Der Arzt als Amtswalter?
Dem gegenüber steht das klassische privatrechtliche Behandlungsverhältnis nach §§ 630a ff. BGB. Hier schuldet der Arzt eine fachgerechte Behandlung nach § 630a Abs. 2 BGB und eine umfassende Aufklärung nach § 630e BGB und Ausdruck des Selbstbestimmungsrechts des Patienten nach Art. 2 Abs. 1 i.V.m. Art. 1 Abs. 1 GG. Fehlt eine ordnungsgemäße Aufklärung, ist die Einwilligung unwirksam nach § 630d Abs. 1 BGB mit der Folge möglicher Haftung wegen Körperverletzung nach § 823 Abs. 1 BGB.
Im Fall der Corona-Impfungen galt diese klassische Konstellation jedoch nicht. Die Impfungen erfolgten im Rahmen einer staatlich koordinierten und finanzierten Impfkampagne, deren rechtliche Grundlage das Infektionsschutzgesetz (IfSG) und die CoronaImpfV bildeten. § 1 Abs. 1 IfSG nennt ausdrücklich den Zweck, übertragbaren Krankheiten vorzubeugen und deren Ausbreitung zu verhindern.
Zudem ermächtigte § 20i Abs. 3 SGB V das Bundesgesundheitsministerium, Impfprogramme durch Rechtsverordnung zu regeln.
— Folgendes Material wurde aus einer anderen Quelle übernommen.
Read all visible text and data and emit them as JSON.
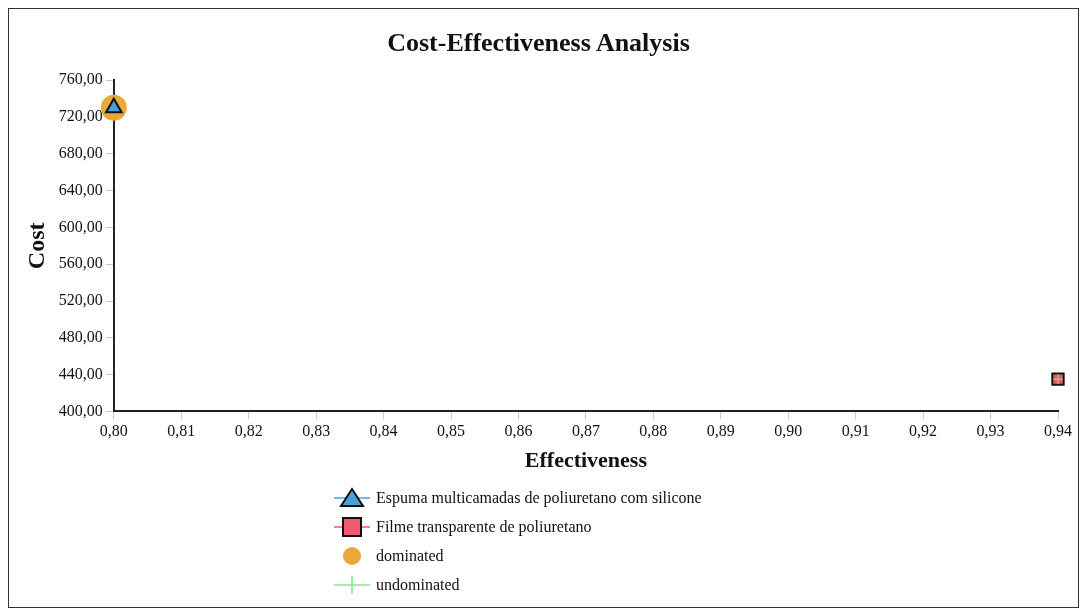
{
  "chart_data": {
    "type": "scatter",
    "title": "Cost-Effectiveness Analysis",
    "xlabel": "Effectiveness",
    "ylabel": "Cost",
    "xlim": [
      0.8,
      0.94
    ],
    "xticks": [
      {
        "value": 0.8,
        "label": "0,80"
      },
      {
        "value": 0.81,
        "label": "0,81"
      },
      {
        "value": 0.82,
        "label": "0,82"
      },
      {
        "value": 0.83,
        "label": "0,83"
      },
      {
        "value": 0.84,
        "label": "0,84"
      },
      {
        "value": 0.85,
        "label": "0,85"
      },
      {
        "value": 0.86,
        "label": "0,86"
      },
      {
        "value": 0.87,
        "label": "0,87"
      },
      {
        "value": 0.88,
        "label": "0,88"
      },
      {
        "value": 0.89,
        "label": "0,89"
      },
      {
        "value": 0.9,
        "label": "0,90"
      },
      {
        "value": 0.91,
        "label": "0,91"
      },
      {
        "value": 0.92,
        "label": "0,92"
      },
      {
        "value": 0.93,
        "label": "0,93"
      },
      {
        "value": 0.94,
        "label": "0,94"
      }
    ],
    "ylim": [
      400,
      760
    ],
    "yticks": [
      {
        "value": 400,
        "label": "400,00"
      },
      {
        "value": 440,
        "label": "440,00"
      },
      {
        "value": 480,
        "label": "480,00"
      },
      {
        "value": 520,
        "label": "520,00"
      },
      {
        "value": 560,
        "label": "560,00"
      },
      {
        "value": 600,
        "label": "600,00"
      },
      {
        "value": 640,
        "label": "640,00"
      },
      {
        "value": 680,
        "label": "680,00"
      },
      {
        "value": 720,
        "label": "720,00"
      },
      {
        "value": 760,
        "label": "760,00"
      }
    ],
    "grid": false,
    "legend": "bottom",
    "x": [
      0.8,
      0.94
    ],
    "series": [
      {
        "name": "Espuma multicamadas de poliuretano com silicone",
        "color": "#4a9fd8",
        "marker": "triangle",
        "values": [
          730,
          null
        ]
      },
      {
        "name": "Filme transparente de poliuretano",
        "color": "#f05a6e",
        "marker": "square",
        "values": [
          null,
          435
        ]
      },
      {
        "name": "dominated",
        "color": "#e8a93a",
        "marker": "circle",
        "values": [
          730,
          null
        ]
      },
      {
        "name": "undominated",
        "color": "#7ef07e",
        "marker": "cross",
        "values": [
          null,
          435
        ]
      }
    ]
  }
}
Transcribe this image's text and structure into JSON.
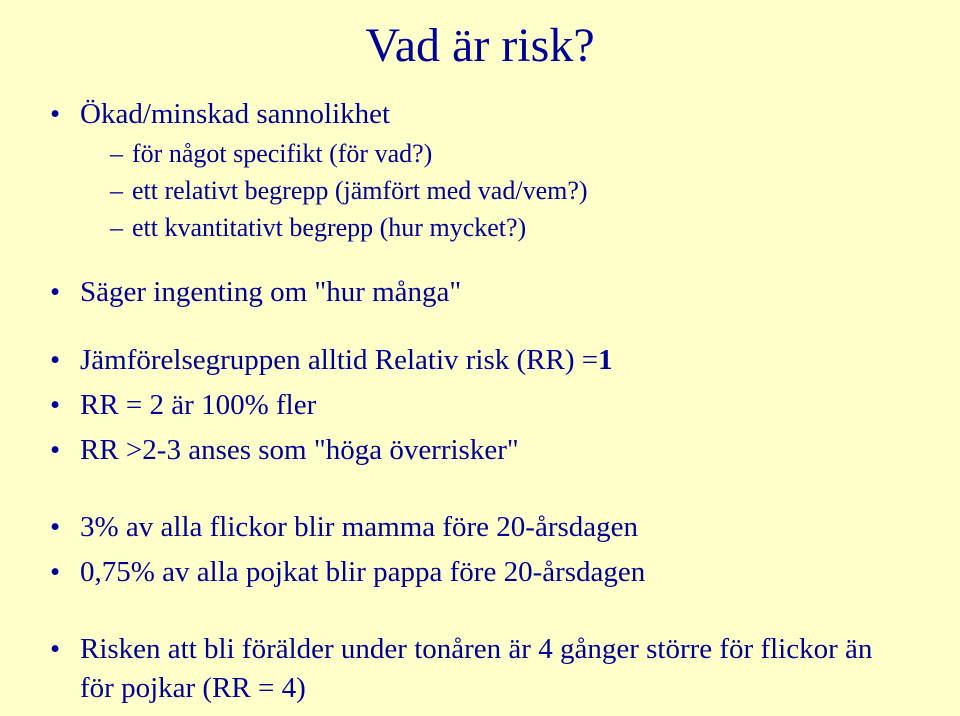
{
  "title": "Vad är risk?",
  "b1": {
    "text": "Ökad/minskad sannolikhet",
    "sub1": "för något specifikt (för vad?)",
    "sub2": "ett relativt begrepp (jämfört med vad/vem?)",
    "sub3": "ett kvantitativt begrepp (hur mycket?)"
  },
  "b2": "Säger ingenting om \"hur många\"",
  "b3_pre": "Jämförelsegruppen alltid Relativ risk (RR) =",
  "b3_bold": "1",
  "b4": "RR = 2 är 100% fler",
  "b5": "RR >2-3 anses som \"höga överrisker\"",
  "b6": "3% av alla flickor blir mamma före 20-årsdagen",
  "b7": "0,75% av alla pojkat blir pappa före 20-årsdagen",
  "b8": "Risken att bli förälder under tonåren är 4 gånger större för flickor än för pojkar (RR = 4)"
}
Die impfende Ärztin handelte somit nicht auf eigene Rechnung, sondern im Rahmen öffentlicher Gesundheitsvorsorge eine Tätigkeit mit hoheitlichem Charakter.
Bemerkenswert ist der Hinweis des BGH auf bereits bestehende Entschädigungsregelungen: Nach § 60 IfSG erhält, wer durch eine Schutzimpfung einen gesundheitlichen Schaden erleidet, eine Versorgung nach dem Bundesversorgungsgesetz (BVG). Dieses System bildet seit Jahrzehnten das Rückgrat des Entschädigungsrechts bei Impfschäden und stellt sicher, dass Betroffene nicht schutzlos bleiben.
Vertrauen in den Rechtsstaat
Damit ist klar: Ärztinnen und Ärzte werden bei staatlich organisierten Impfaktionen rechtlich entlastet, während Geschädigte dennoch einen geregelten Anspruch auf Entschädigung behalten.
Bürgerinnen und Bürger können sich darauf verlassen, dass der Staat nicht nur impft, sondern auch Verantwortung übernimmt, wenn etwas schiefgeht. Damit konkretisiert der BGH die Schutzpflicht des Staates für Leben und körperliche Unversehrtheit nach Art. 2 Abs. 2 Satz 1 GG und bekräftigt zugleich das Sozialstaatsprinzip nach Art. 20 Abs. 1 GG. Die Entscheidung balanciert geschickt die Interessen von Ärztinnen und Ärzten, Patientinnen und Patienten sowie des Staates selbst – ein Paradebeispiel funktionierender Rechtsstaatlichkeit im Gesundheitswesen.
Fazit: Wo der Staat impft, muss er auch haften – das ist das Versprechen des Rechtsstaats.